TORONTO (Reuters) - The Canadian dollar weakened to a near one-week low against its U.S. counterpart on Tuesday as economic damage from the coronavirus weighed on investor sentiment and domestic data showed a surprise decline in manufacturing sales.
Canadian factory sales decreased by 0.7% in December from November, the fourth consecutive monthly decline, on lower sales in motor vehicle assembly, as well as aerospace products and parts, Statistics Canada said. Economists had expected a 0.5% increase.
World stocks markets were knocked off record highs as two of the world's mega companies, and Europe's largest economy, Germany, reported damage from the coronavirus outbreak.
Canada is a major producer of commodities, including oil, so its economy could be hurt by a slowdown in the global economy.
U.S. crude oil futures (CLc1) were down 1.9% at $51.08 a barrel, pressured by concerns over the impact on oil demand from the coronavirus and a lack of further action by OPEC and its allies to support the market.
At 9:29 a.m. (1429 GMT), the Canadian dollar was trading 0.2% lower at 1.3268 to the greenback, or 75.37 U.S. cents.
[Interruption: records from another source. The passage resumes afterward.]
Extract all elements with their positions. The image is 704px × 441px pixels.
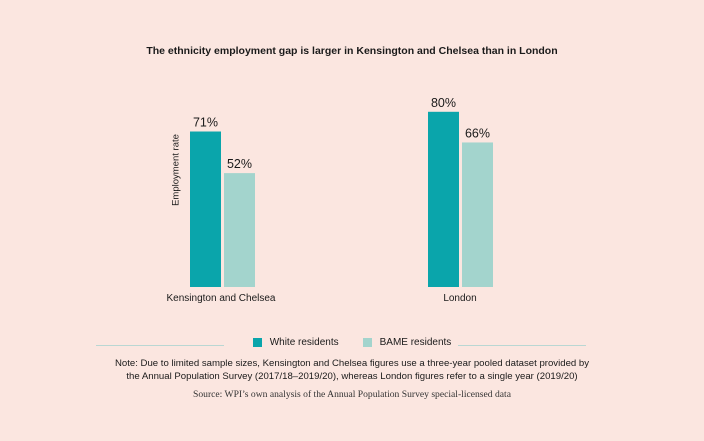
legend-item-bame: BAME residents	[362, 337, 452, 348]
data-label-bame-london: 66%	[465, 126, 490, 140]
legend-label-white: White residents	[269, 337, 339, 348]
category-label-kensington: Kensington and Chelsea	[166, 293, 276, 304]
bar-white-london	[428, 111, 459, 287]
chart-source: Source: WPI’s own analysis of the Annual…	[193, 389, 511, 400]
category-label-london: London	[443, 293, 477, 304]
data-label-white-london: 80%	[431, 96, 456, 110]
legend-rule-left	[96, 345, 224, 346]
legend-rule-right	[458, 345, 586, 346]
data-label-white-kensington: 71%	[193, 116, 218, 130]
legend: White residents BAME residents	[0, 337, 704, 348]
bar-white-kensington	[190, 131, 221, 287]
legend-swatch-white	[252, 338, 262, 347]
note-line-2: the Annual Population Survey (2017/18–20…	[126, 371, 578, 382]
note-line-1: Note: Due to limited sample sizes, Kensi…	[114, 358, 590, 369]
chart-note: Note: Due to limited sample sizes, Kensi…	[0, 357, 704, 383]
data-label-bame-kensington: 52%	[227, 157, 252, 171]
legend-swatch-bame	[362, 338, 372, 347]
legend-label-bame: BAME residents	[379, 337, 452, 348]
chart-title: The ethnicity employment gap is larger i…	[146, 45, 558, 57]
bar-bame-london	[462, 142, 493, 287]
legend-item-white: White residents	[252, 337, 339, 348]
bar-bame-kensington	[224, 173, 255, 287]
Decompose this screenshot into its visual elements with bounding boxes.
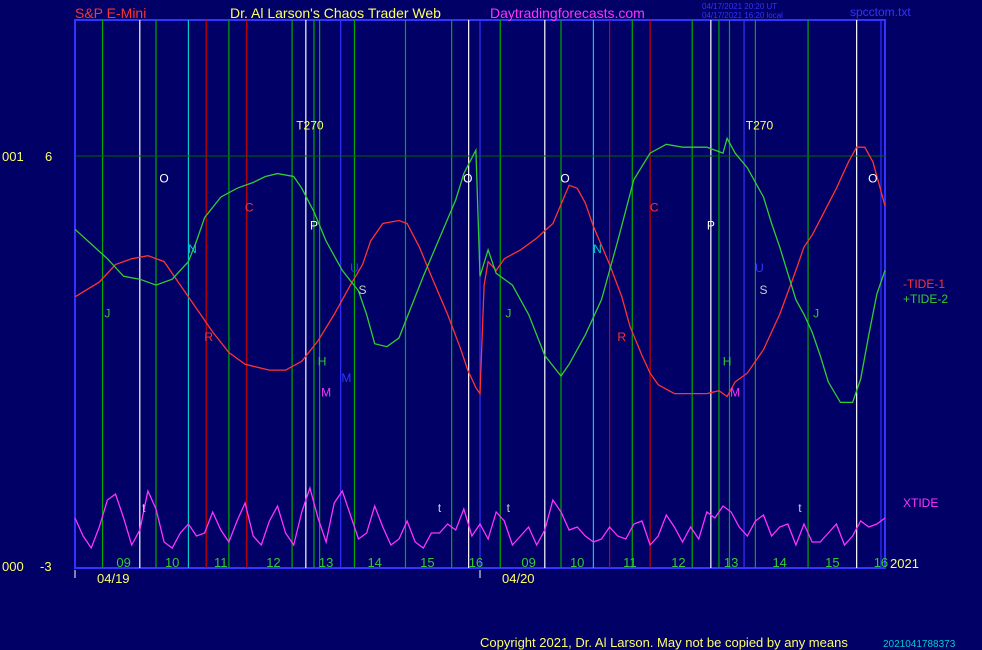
annotation-n-10: N	[188, 242, 197, 256]
annotation-o-5: O	[868, 171, 877, 185]
hour-label-12: 13	[724, 555, 738, 570]
hour-label-9: 10	[570, 555, 584, 570]
annotation-t-28: t	[507, 501, 511, 515]
year-label: 2021	[890, 556, 919, 571]
series-line-tide-1	[74, 146, 886, 398]
y-top-value: 6	[45, 149, 52, 164]
annotation-h-22: H	[723, 355, 732, 369]
copyright-text: Copyright 2021, Dr. Al Larson. May not b…	[480, 635, 848, 650]
annotation-t-26: t	[142, 501, 146, 515]
date-label-1: 04/20	[502, 571, 535, 586]
hour-label-13: 14	[772, 555, 786, 570]
annotation-j-16: J	[104, 306, 110, 320]
hour-label-0: 09	[116, 555, 130, 570]
legend-tide2: +TIDE-2	[903, 292, 948, 306]
annotation-j-17: J	[505, 306, 511, 320]
footer-code: 2021041788373	[883, 639, 956, 650]
annotation-m-24: M	[321, 386, 331, 400]
legend-xtide: XTIDE	[903, 496, 938, 510]
annotation-r-19: R	[204, 330, 213, 344]
annotation-t-27: t	[438, 501, 442, 515]
annotation-m-23: M	[341, 371, 351, 385]
hour-label-15: 16	[874, 555, 888, 570]
annotation-u-13: U	[755, 261, 764, 275]
annotation-m-25: M	[730, 386, 740, 400]
legend-tide1: -TIDE-1	[903, 277, 945, 291]
hour-label-1: 10	[165, 555, 179, 570]
site-url[interactable]: Daytradingforecasts.com	[490, 5, 645, 21]
annotation-s-14: S	[359, 283, 367, 297]
hour-label-2: 11	[214, 555, 228, 570]
y-bottom-value: -3	[40, 559, 52, 574]
timestamp-local: 04/17/2021 16:20 local	[702, 11, 783, 20]
hour-label-7: 16	[469, 555, 483, 570]
hour-label-5: 14	[367, 555, 381, 570]
hour-label-4: 13	[319, 555, 333, 570]
hour-label-8: 09	[521, 555, 535, 570]
hour-label-6: 15	[420, 555, 434, 570]
annotation-t-29: t	[798, 501, 802, 515]
date-label-0: 04/19	[97, 571, 130, 586]
hour-labels: 09 10 11 12 13 14 15 16 09 10 11 12 13 14 15 16	[116, 555, 888, 570]
hour-label-14: 15	[825, 555, 839, 570]
timestamp-ut: 04/17/2021 20:20 UT	[702, 2, 777, 11]
annotation-o-2: O	[159, 171, 168, 185]
series-line-tide-2	[74, 136, 886, 404]
site-title: Dr. Al Larson's Chaos Trader Web	[230, 5, 441, 21]
annotation-j-18: J	[813, 306, 819, 320]
filename-label: spcctom.txt	[850, 5, 911, 19]
annotation-o-3: O	[463, 171, 472, 185]
y-top-left: 001	[2, 149, 24, 164]
series-lines	[74, 136, 886, 550]
annotation-n-11: N	[593, 242, 602, 256]
annotation-t270-0: T270	[296, 119, 324, 133]
date-labels: 04/19 04/20	[74, 570, 535, 586]
annotation-s-15: S	[759, 283, 767, 297]
hour-label-10: 11	[623, 555, 637, 570]
vertical-event-lines	[101, 20, 882, 568]
annotation-c-7: C	[650, 201, 659, 215]
hour-label-3: 12	[266, 555, 280, 570]
y-bottom-left: 000	[2, 559, 24, 574]
annotation-r-20: R	[617, 330, 626, 344]
annotation-c-6: C	[245, 201, 254, 215]
annotation-p-8: P	[310, 218, 318, 232]
annotation-p-9: P	[707, 218, 715, 232]
annotation-o-4: O	[560, 171, 569, 185]
annotation-u-12: U	[350, 261, 359, 275]
hour-label-11: 12	[671, 555, 685, 570]
annotation-t270-1: T270	[746, 119, 774, 133]
annotation-h-21: H	[318, 355, 327, 369]
series-line-xtide	[74, 485, 886, 550]
symbol-label: S&P E-Mini	[75, 5, 146, 21]
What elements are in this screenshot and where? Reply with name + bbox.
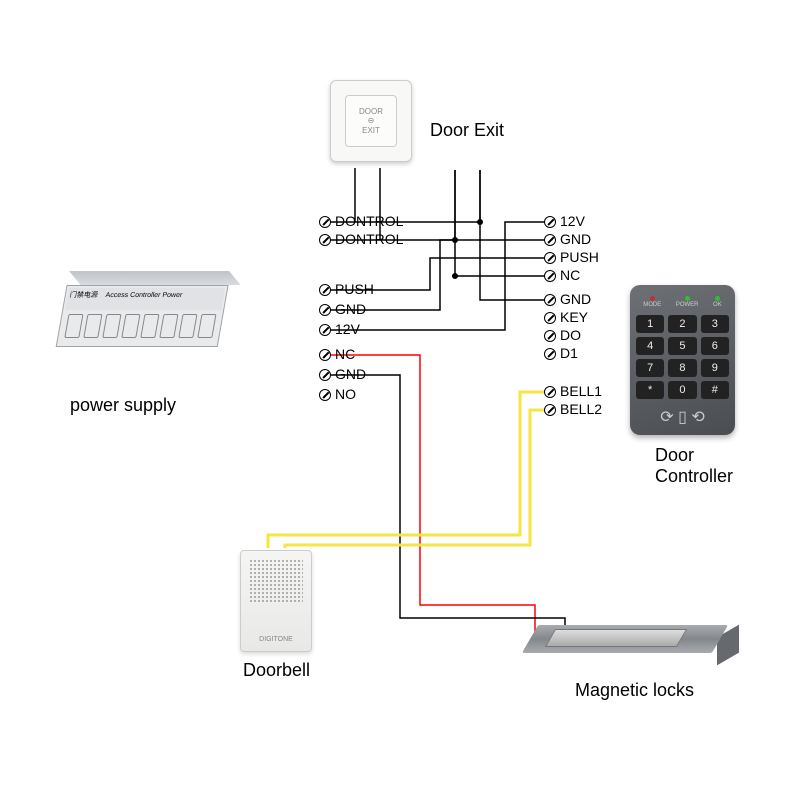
- terminal-icon: [544, 386, 556, 398]
- terminal-label: NC: [335, 346, 355, 362]
- door-exit-label: Door Exit: [430, 120, 504, 141]
- controller-led: OK: [713, 296, 722, 308]
- terminal-label: DONTROL: [335, 213, 403, 229]
- terminal-icon: [319, 324, 331, 336]
- keypad-key: 6: [701, 337, 729, 355]
- terminal-label: PUSH: [560, 249, 599, 265]
- terminal-label: GND: [560, 231, 591, 247]
- magnetic-lock-label: Magnetic locks: [575, 680, 694, 701]
- terminal-icon: [544, 252, 556, 264]
- wire: [320, 375, 565, 640]
- terminal-label: NC: [560, 267, 580, 283]
- terminal-label: BELL2: [560, 401, 602, 417]
- terminal-icon: [544, 312, 556, 324]
- door-controller-device: MODEPOWEROK 123456789*0# ⟳ ▯ ⟲: [630, 285, 735, 435]
- junction: [452, 273, 458, 279]
- terminal-icon: [319, 349, 331, 361]
- junction: [477, 219, 483, 225]
- keypad-key: *: [636, 381, 664, 399]
- wire: [455, 170, 550, 276]
- keypad-key: 3: [701, 315, 729, 333]
- terminal-label: GND: [335, 301, 366, 317]
- keypad-key: #: [701, 381, 729, 399]
- power-supply-cn: 门禁电源: [69, 292, 98, 299]
- terminal-icon: [544, 234, 556, 246]
- magnetic-lock-device: [530, 625, 720, 665]
- keypad-key: 4: [636, 337, 664, 355]
- controller-led: POWER: [676, 296, 699, 308]
- terminal-icon: [544, 294, 556, 306]
- junction: [452, 237, 458, 243]
- terminal-icon: [319, 216, 331, 228]
- power-supply-device: 门禁电源 Access Controller Power: [53, 285, 226, 360]
- keypad-key: 0: [668, 381, 696, 399]
- keypad-key: 1: [636, 315, 664, 333]
- wire: [320, 170, 455, 240]
- terminal-icon: [319, 284, 331, 296]
- terminal-label: 12V: [560, 213, 585, 229]
- terminal-icon: [319, 369, 331, 381]
- terminal-label: BELL1: [560, 383, 602, 399]
- terminal-label: PUSH: [335, 281, 374, 297]
- door-controller-label: Door Controller: [655, 445, 733, 487]
- terminal-label: 12V: [335, 321, 360, 337]
- terminal-icon: [319, 389, 331, 401]
- door-exit-device: DOOR ⊖ EXIT: [330, 80, 412, 162]
- keypad-key: 2: [668, 315, 696, 333]
- terminal-icon: [544, 270, 556, 282]
- doorbell-device: DIGITONE: [240, 550, 312, 652]
- terminal-icon: [544, 330, 556, 342]
- terminal-label: DO: [560, 327, 581, 343]
- terminal-label: NO: [335, 386, 356, 402]
- keypad-key: 5: [668, 337, 696, 355]
- terminal-label: DONTROL: [335, 231, 403, 247]
- keypad-key: 8: [668, 359, 696, 377]
- terminal-icon: [544, 348, 556, 360]
- controller-led: MODE: [643, 296, 661, 308]
- terminal-label: GND: [335, 366, 366, 382]
- terminal-icon: [544, 404, 556, 416]
- terminal-icon: [319, 234, 331, 246]
- wire: [285, 410, 550, 548]
- terminal-icon: [544, 216, 556, 228]
- terminal-label: GND: [560, 291, 591, 307]
- terminal-icon: [319, 304, 331, 316]
- power-supply-en: Access Controller Power: [105, 292, 183, 299]
- wire: [268, 392, 550, 548]
- terminal-label: D1: [560, 345, 578, 361]
- wire: [480, 170, 550, 300]
- keypad-key: 7: [636, 359, 664, 377]
- keypad-key: 9: [701, 359, 729, 377]
- power-supply-label: power supply: [70, 395, 176, 416]
- terminal-label: KEY: [560, 309, 588, 325]
- doorbell-label: Doorbell: [243, 660, 310, 681]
The currency touched its weakest intraday level since last Wednesday at 1.3278.
Speculators have cut their bullish bets on the Canadian dollar to a seven-week low, data from the U.S. Commodity Futures Trading Commission and Reuters calculations showed on Friday. As of Feb. 11, net long positions had fallen to 9,705 contracts from 18,563 in the prior week.
Canadian government bond yields were lower across the yield curve in sympathy with U.S. Treasuries on Tuesday. The 10-year yield (CA10YT=RR) fell 3.2 basis points to 1.332%.
Canada's inflation report for January is due on Wednesday, which could help guide expectations for the Bank of Canada interest rate outlook. Money markets see about a 50% chance that the central bank would ease as soon as April.